Electronic goods such as printers, headphones, washing machines or electric tooth brushes which last less than one or two years may have been badly made on purpose, or at least knowingly, the study released this week suggested.
For example, parts known to be sensitive to heat, in say dishwashers, are put just where they would get hot, wrote Die Welt newspaper on Wednesday.
"It's a "scandal," said Green MP Dorothea Steiner.

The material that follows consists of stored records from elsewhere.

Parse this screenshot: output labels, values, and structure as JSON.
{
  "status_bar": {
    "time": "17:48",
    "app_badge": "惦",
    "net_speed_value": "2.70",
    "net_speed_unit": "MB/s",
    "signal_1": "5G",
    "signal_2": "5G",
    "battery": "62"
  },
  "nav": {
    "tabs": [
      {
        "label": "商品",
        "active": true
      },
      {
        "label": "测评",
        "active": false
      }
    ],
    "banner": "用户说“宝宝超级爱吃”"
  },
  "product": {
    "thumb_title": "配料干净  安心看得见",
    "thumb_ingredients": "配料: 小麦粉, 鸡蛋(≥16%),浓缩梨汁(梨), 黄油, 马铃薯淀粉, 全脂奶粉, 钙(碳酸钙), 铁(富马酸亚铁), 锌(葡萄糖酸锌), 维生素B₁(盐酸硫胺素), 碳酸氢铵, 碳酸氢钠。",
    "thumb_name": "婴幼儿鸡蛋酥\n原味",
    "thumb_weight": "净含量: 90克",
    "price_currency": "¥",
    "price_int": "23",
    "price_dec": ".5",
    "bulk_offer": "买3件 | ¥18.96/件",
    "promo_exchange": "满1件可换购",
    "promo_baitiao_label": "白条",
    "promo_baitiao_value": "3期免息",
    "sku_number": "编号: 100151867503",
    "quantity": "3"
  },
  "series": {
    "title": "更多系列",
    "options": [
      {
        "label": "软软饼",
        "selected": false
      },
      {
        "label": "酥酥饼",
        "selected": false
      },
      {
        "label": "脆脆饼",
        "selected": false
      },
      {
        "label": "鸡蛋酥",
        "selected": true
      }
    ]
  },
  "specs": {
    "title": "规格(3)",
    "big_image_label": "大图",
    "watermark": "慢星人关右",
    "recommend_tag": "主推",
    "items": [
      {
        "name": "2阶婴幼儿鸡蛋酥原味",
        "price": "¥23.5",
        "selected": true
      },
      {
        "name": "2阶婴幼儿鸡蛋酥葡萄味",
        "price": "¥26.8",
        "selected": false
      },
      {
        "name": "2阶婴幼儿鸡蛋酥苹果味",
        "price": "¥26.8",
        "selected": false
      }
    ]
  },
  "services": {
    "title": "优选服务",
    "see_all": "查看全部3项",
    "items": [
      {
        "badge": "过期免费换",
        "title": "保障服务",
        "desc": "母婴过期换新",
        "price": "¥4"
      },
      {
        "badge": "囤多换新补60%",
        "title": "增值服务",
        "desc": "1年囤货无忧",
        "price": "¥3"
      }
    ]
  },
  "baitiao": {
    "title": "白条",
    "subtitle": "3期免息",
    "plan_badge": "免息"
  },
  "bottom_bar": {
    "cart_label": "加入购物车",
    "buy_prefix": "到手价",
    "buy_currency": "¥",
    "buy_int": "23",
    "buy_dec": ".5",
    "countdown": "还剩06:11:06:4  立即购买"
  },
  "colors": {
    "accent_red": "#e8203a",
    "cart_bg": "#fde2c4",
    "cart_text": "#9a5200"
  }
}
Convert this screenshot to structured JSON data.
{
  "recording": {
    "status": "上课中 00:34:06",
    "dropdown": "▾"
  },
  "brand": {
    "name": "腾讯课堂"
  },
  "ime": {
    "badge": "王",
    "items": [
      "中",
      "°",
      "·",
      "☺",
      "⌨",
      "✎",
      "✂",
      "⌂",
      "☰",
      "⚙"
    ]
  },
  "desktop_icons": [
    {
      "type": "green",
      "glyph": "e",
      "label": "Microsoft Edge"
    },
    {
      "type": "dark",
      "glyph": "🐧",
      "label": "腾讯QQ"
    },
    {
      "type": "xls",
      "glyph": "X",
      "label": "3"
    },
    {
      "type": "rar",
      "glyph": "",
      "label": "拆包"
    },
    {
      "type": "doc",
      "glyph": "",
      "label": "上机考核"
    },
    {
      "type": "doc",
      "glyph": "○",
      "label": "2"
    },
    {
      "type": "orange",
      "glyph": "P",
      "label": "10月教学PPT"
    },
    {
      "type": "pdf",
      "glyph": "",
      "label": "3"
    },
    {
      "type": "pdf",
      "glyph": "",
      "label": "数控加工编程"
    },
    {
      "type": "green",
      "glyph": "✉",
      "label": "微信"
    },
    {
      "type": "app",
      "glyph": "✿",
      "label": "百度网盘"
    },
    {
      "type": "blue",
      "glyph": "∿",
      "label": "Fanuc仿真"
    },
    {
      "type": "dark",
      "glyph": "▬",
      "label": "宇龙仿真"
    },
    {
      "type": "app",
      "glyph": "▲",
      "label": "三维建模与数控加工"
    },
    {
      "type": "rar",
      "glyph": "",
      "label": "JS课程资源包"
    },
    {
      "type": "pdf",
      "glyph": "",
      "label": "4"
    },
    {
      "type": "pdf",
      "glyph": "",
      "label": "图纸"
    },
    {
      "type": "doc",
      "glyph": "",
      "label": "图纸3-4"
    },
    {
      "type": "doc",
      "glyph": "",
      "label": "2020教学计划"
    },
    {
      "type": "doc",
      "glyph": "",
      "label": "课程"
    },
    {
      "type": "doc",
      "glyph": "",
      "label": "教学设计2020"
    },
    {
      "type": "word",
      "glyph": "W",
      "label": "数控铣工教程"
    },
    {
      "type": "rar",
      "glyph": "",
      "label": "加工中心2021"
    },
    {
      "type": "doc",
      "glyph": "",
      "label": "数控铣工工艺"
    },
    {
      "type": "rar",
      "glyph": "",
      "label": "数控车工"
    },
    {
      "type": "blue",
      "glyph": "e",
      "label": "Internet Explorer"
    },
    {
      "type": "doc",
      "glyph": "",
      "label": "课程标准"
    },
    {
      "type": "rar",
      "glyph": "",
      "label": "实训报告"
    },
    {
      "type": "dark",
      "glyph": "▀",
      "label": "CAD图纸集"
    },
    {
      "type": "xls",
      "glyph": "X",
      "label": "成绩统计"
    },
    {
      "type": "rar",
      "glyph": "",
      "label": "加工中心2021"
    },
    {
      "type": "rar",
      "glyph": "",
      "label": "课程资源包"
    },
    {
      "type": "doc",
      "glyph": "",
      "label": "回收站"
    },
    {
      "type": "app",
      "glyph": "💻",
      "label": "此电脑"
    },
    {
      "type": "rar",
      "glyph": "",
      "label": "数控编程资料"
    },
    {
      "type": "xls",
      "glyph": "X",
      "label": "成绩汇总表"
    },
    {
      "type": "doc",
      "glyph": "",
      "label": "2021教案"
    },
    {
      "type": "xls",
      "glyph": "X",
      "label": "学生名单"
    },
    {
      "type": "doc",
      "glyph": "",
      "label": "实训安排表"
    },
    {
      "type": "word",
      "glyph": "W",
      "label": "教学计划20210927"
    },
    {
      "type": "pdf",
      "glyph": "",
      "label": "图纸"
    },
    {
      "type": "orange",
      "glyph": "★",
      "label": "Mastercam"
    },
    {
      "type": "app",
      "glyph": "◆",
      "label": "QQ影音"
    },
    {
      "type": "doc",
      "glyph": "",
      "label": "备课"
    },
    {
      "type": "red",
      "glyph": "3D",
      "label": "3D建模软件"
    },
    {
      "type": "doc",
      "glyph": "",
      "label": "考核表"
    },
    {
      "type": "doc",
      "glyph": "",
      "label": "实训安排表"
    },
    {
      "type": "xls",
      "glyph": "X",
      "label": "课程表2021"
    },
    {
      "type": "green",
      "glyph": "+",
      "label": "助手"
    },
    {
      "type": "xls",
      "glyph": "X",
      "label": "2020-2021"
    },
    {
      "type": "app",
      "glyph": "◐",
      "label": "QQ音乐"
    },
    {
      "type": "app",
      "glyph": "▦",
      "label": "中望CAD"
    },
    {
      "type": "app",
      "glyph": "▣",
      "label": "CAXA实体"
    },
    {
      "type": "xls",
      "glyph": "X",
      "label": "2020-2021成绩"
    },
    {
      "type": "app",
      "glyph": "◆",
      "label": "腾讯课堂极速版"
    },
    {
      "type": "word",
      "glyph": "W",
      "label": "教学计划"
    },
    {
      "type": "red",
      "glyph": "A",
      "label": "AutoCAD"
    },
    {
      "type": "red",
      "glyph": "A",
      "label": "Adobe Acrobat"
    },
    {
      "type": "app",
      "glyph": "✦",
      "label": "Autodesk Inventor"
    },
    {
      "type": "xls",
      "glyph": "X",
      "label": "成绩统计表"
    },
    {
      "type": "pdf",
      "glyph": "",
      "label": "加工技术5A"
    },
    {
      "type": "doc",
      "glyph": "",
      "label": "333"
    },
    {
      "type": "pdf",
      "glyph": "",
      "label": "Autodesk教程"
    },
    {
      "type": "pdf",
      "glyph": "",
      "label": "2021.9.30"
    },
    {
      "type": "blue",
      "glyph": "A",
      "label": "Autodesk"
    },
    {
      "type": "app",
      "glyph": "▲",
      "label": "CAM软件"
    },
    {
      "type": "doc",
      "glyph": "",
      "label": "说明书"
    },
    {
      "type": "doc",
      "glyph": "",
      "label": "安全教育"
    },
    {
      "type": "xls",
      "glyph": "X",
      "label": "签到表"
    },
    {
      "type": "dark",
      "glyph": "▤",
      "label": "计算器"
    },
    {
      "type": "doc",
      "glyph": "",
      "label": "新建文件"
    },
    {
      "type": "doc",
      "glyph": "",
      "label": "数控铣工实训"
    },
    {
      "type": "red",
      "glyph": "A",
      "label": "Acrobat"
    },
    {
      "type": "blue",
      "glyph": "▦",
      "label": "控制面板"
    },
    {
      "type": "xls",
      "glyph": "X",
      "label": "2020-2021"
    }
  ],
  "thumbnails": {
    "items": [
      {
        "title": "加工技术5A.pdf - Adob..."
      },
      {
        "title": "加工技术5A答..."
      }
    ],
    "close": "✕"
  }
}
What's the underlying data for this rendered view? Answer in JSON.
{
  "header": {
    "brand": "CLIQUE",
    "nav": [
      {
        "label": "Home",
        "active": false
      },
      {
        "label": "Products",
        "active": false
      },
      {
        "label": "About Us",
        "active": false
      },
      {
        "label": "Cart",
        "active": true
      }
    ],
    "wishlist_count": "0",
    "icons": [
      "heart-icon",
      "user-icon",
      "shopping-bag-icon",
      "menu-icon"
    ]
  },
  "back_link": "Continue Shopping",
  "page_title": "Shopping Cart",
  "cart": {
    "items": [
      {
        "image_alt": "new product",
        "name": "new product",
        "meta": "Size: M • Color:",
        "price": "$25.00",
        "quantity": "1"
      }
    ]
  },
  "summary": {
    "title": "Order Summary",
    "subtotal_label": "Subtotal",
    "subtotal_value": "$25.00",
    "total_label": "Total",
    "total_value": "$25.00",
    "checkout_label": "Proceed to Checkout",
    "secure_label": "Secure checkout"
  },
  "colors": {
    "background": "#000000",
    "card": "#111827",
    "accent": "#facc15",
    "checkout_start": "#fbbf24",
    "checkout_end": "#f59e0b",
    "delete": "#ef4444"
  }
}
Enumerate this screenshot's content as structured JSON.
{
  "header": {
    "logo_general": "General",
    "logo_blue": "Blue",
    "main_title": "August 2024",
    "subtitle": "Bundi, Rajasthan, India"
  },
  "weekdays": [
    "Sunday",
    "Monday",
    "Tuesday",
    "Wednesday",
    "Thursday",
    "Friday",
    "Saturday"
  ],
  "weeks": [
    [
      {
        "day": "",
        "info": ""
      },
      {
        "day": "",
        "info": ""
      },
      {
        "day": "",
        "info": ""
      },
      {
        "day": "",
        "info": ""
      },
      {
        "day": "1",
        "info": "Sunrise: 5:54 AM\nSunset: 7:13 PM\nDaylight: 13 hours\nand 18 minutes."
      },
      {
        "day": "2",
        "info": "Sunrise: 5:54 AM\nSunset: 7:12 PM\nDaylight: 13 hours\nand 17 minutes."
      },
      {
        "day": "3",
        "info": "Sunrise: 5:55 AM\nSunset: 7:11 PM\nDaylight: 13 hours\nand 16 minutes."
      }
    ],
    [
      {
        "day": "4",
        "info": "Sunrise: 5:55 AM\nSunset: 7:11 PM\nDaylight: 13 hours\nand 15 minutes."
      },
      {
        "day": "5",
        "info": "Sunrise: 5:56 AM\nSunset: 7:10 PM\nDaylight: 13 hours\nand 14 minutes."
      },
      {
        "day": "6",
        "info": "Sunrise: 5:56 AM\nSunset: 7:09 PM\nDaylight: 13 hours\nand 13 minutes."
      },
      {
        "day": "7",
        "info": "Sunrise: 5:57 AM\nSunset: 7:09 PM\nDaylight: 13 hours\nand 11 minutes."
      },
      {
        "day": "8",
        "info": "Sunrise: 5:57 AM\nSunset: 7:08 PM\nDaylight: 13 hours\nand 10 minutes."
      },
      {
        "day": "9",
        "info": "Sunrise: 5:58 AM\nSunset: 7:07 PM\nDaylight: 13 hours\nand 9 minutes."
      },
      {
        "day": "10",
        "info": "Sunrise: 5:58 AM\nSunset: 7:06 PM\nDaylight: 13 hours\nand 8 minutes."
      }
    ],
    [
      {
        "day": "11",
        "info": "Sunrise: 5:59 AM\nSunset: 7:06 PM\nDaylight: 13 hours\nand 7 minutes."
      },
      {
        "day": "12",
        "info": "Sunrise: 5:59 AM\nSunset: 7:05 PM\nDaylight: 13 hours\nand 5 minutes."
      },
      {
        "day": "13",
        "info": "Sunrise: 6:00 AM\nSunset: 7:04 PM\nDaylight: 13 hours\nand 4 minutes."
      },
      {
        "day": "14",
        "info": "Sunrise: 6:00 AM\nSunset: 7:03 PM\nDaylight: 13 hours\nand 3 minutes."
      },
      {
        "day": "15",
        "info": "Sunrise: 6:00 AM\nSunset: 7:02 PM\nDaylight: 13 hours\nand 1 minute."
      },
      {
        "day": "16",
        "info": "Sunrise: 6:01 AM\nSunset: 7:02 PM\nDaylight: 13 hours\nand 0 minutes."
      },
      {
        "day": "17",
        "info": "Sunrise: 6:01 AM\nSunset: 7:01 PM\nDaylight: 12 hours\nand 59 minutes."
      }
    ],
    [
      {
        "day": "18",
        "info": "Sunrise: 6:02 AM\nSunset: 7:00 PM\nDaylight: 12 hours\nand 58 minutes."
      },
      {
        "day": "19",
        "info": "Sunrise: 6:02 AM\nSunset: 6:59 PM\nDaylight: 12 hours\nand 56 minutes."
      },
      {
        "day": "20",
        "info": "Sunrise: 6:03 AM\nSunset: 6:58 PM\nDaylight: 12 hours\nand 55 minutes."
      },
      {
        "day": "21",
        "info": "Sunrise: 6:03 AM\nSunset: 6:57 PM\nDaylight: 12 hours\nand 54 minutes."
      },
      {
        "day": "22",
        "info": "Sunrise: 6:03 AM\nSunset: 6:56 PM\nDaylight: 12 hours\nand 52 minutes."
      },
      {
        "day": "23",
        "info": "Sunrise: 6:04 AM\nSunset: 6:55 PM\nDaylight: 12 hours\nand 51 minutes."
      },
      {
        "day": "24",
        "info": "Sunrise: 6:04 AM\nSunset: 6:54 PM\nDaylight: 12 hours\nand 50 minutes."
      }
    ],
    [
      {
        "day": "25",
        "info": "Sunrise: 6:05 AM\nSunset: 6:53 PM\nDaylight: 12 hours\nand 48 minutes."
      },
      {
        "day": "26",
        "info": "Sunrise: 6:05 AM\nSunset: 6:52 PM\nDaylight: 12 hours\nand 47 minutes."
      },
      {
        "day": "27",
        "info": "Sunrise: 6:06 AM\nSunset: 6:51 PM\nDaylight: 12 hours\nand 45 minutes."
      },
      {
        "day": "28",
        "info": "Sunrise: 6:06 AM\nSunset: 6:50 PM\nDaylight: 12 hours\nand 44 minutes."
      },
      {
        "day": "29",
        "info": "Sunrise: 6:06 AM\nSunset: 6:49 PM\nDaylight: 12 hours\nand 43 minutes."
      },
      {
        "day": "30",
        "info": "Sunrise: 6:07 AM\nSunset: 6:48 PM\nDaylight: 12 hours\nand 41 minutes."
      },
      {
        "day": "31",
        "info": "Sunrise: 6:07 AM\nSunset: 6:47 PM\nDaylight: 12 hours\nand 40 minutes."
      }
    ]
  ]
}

Faced with the growing problem of disposing with what Steiner called "immense piles" electronic waste, the party is now calling for tighter rules to stop manufacturers intentionally making goods that are not meant to last.
Rules should ensure that consumers can easily repair goods and exchange individual faulty parts, said the Greens, after the study identified smartphones, notebooks and toothbrushes where batteries cannot be replaced.
Other goods or cases cannot be taken apart because they are glued rather than screwed together.
Regulations governing guarantees and warranties should also be reformed, said Nicole Maisch, Green party spokeswoman on consumer affairs as she presented the report in Berlin on Wednesday.
Industry representatives dismissed the criticism and denied limiting the life spans of their goods.
"Electronic household goods have long life spans," said Werner Scholz, head of the German association of electronics manufacturers (ZVEI) and added that of Germany's 180 million household devices, almost 75 million were at least a decade old.
"A consumer whose washing machine breaks after a relatively short time will surely buy their next device from another manufacturer," said Scholz.